Once travel begins to normalize in Vietnam, tourists will undoubtedly flock to famous beaches and dynamic megacities like Phu Quoc and Ho Chi Minh City. But according to New York Times editor Charly Wilder, “head north to the traditional villages of the Red River Delta, and you can immerse yourself in centuries-old cultural practices and a way of life that is at risk of disappearing.”
The Red River Delta is a flat, low-lying plain formed by the Red River and its tributaries merging with the Thai Binh River in northern Vietnam. It’s the second largest river in Vietnam, next to the Mekong, and one of the five largest rivers on the East Asia Coast. It has the smallest area but the highest population density of all regions — with nearly 30% of the country’s population living there, according to the General Statistics Office. Vietnamese capital city Hanoi and the port of Haiphong form the delta, together with eight other provinces.

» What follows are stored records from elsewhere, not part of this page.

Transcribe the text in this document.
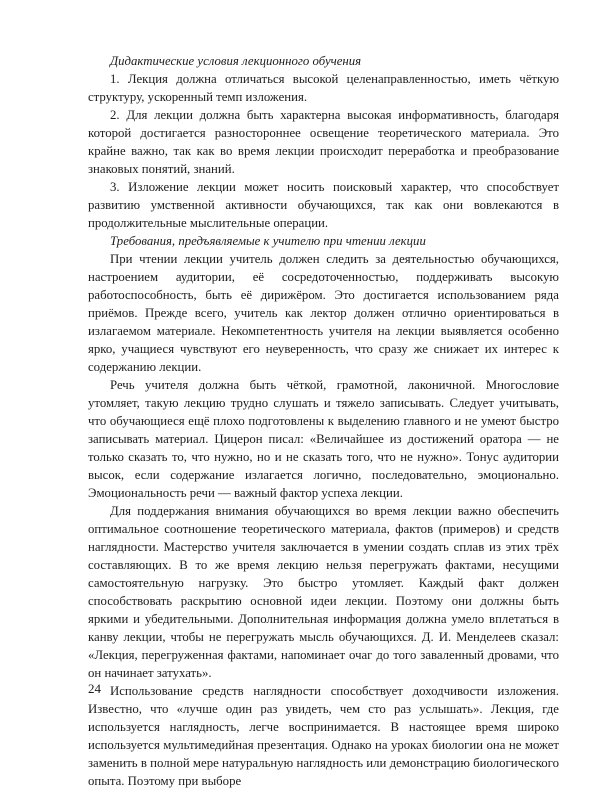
Дидактические условия лекционного обучения

1. Лекция должна отличаться высокой целенаправленностью, иметь чёткую структуру, ускоренный темп изложения.

2. Для лекции должна быть характерна высокая информативность, благодаря которой достигается разностороннее освещение теоретического материала. Это крайне важно, так как во время лекции происходит переработка и преобразование знаковых понятий, знаний.

3. Изложение лекции может носить поисковый характер, что способствует развитию умственной активности обучающихся, так как они вовлекаются в продолжительные мыслительные операции.

Требования, предъявляемые к учителю при чтении лекции

При чтении лекции учитель должен следить за деятельностью обучающихся, настроением аудитории, её сосредоточенностью, поддерживать высокую работоспособность, быть её дирижёром. Это достигается использованием ряда приёмов. Прежде всего, учитель как лектор должен отлично ориентироваться в излагаемом материале. Некомпетентность учителя на лекции выявляется особенно ярко, учащиеся чувствуют его неуверенность, что сразу же снижает их интерес к содержанию лекции.

Речь учителя должна быть чёткой, грамотной, лаконичной. Многословие утомляет, такую лекцию трудно слушать и тяжело записывать. Следует учитывать, что обучающиеся ещё плохо подготовлены к выделению главного и не умеют быстро записывать материал. Цицерон писал: «Величайшее из достижений оратора — не только сказать то, что нужно, но и не сказать того, что не нужно». Тонус аудитории высок, если содержание излагается логично, последовательно, эмоционально. Эмоциональность речи — важный фактор успеха лекции.

Для поддержания внимания обучающихся во время лекции важно обеспечить оптимальное соотношение теоретического материала, фактов (примеров) и средств наглядности. Мастерство учителя заключается в умении создать сплав из этих трёх составляющих. В то же время лекцию нельзя перегружать фактами, несущими самостоятельную нагрузку. Это быстро утомляет. Каждый факт должен способствовать раскрытию основной идеи лекции. Поэтому они должны быть яркими и убедительными. Дополнительная информация должна умело вплетаться в канву лекции, чтобы не перегружать мысль обучающихся. Д. И. Менделеев сказал: «Лекция, перегруженная фактами, напоминает очаг до того заваленный дровами, что он начинает затухать».

Использование средств наглядности способствует доходчивости изложения. Известно, что «лучше один раз увидеть, чем сто раз услышать». Лекция, где используется наглядность, легче воспринимается. В настоящее время широко используется мультимедийная презентация. Однако на уроках биологии она не может заменить в полной мере натуральную наглядность или демонстрацию биологического опыта. Поэтому при выборе

24
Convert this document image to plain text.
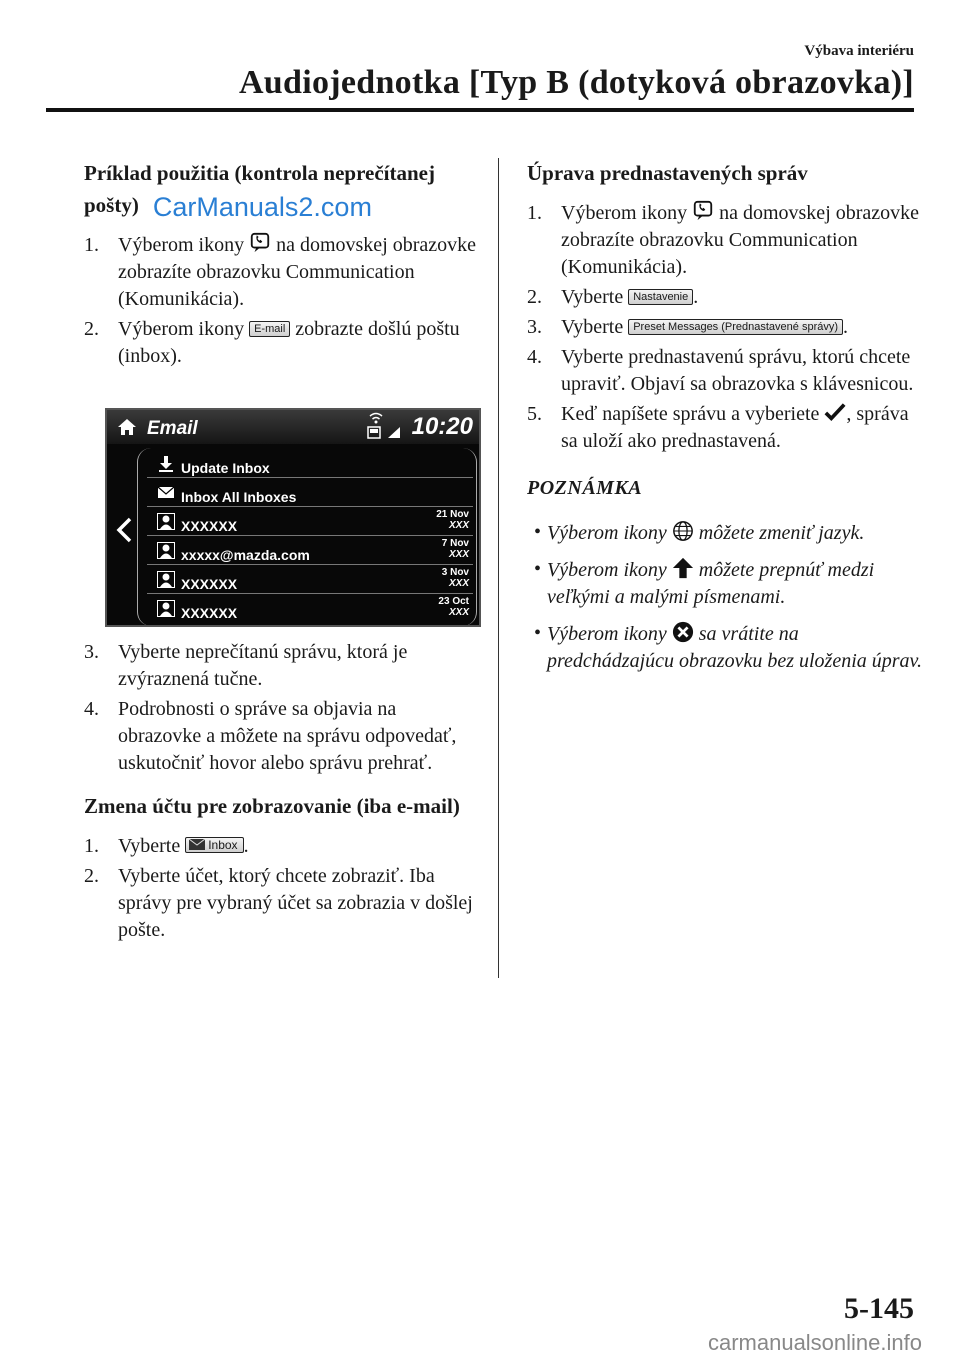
Výbava interiéru
Audiojednotka [Typ B (dotyková obrazovka)]
Príklad použitia (kontrola neprečítanej pošty) CarManuals2.com
1. Výberom ikony na domovskej obrazovke zobrazíte obrazovku Communication (Komunikácia).
2. Výberom ikony E-mail zobrazte došlú poštu (inbox).
Email	10:20
Update Inbox
Inbox All Inboxes
XXXXXX
21 Nov
XXX
xxxxx@mazda.com
7 Nov
XXX
XXXXXX
3 Nov
XXX
XXXXXX
23 Oct
XXX
3. Vyberte neprečítanú správu, ktorá je zvýraznená tučne.
4. Podrobnosti o správe sa objavia na obrazovke a môžete na správu odpovedať, uskutočniť hovor alebo správu prehrať.
Zmena účtu pre zobrazovanie (iba e-mail)
1. Vyberte Inbox .
2. Vyberte účet, ktorý chcete zobraziť. Iba správy pre vybraný účet sa zobrazia v došlej pošte.
Úprava prednastavených správ
1. Výberom ikony na domovskej obrazovke zobrazíte obrazovku Communication (Komunikácia).
2. Vyberte Nastavenie .
3. Vyberte Preset Messages (Prednastavené správy) .
4. Vyberte prednastavenú správu, ktorú chcete upraviť. Objaví sa obrazovka s klávesnicou.
5. Keď napíšete správu a vyberiete , správa sa uloží ako prednastavená.
POZNÁMKA
• Výberom ikony môžete zmeniť jazyk.
• Výberom ikony môžete prepnúť medzi veľkými a malými písmenami.
• Výberom ikony sa vrátite na predchádzajúcu obrazovku bez uloženia úprav.
5-145
carmanualsonline.info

Highly considered the cradle of Vietnamese culture, it is where the ancient art of water puppetry originated. The region is also the birthplace of Quan họ, a call-and-response folk music style performed by alternating all-female and all-male duets from neighboring villages that was recognized as a UNESCO Intangible Cultural Heritage practice in 2009. In the decade since, 49 ancient villages in Bắc Ninh and Bắc Giang provinces have taken measures to safeguard the cultural heritage of Quan họ — which includes countless rituals celebrating culinary traditions — and to address rural-urban migration through cultural tourism, writes New York Times.
The region’s complex system of natural ecosystems has been designated as UNESCO’s Biosphere Reserve since 2004. According to the UN’s cultural agency, mangroves and intertidal habitats of the Red River Delta form wetlands of high biodiversity, especially in the Xuan Thuy and Tien Hai districts. These wetlands are of global importance as migratory sites for several bird species.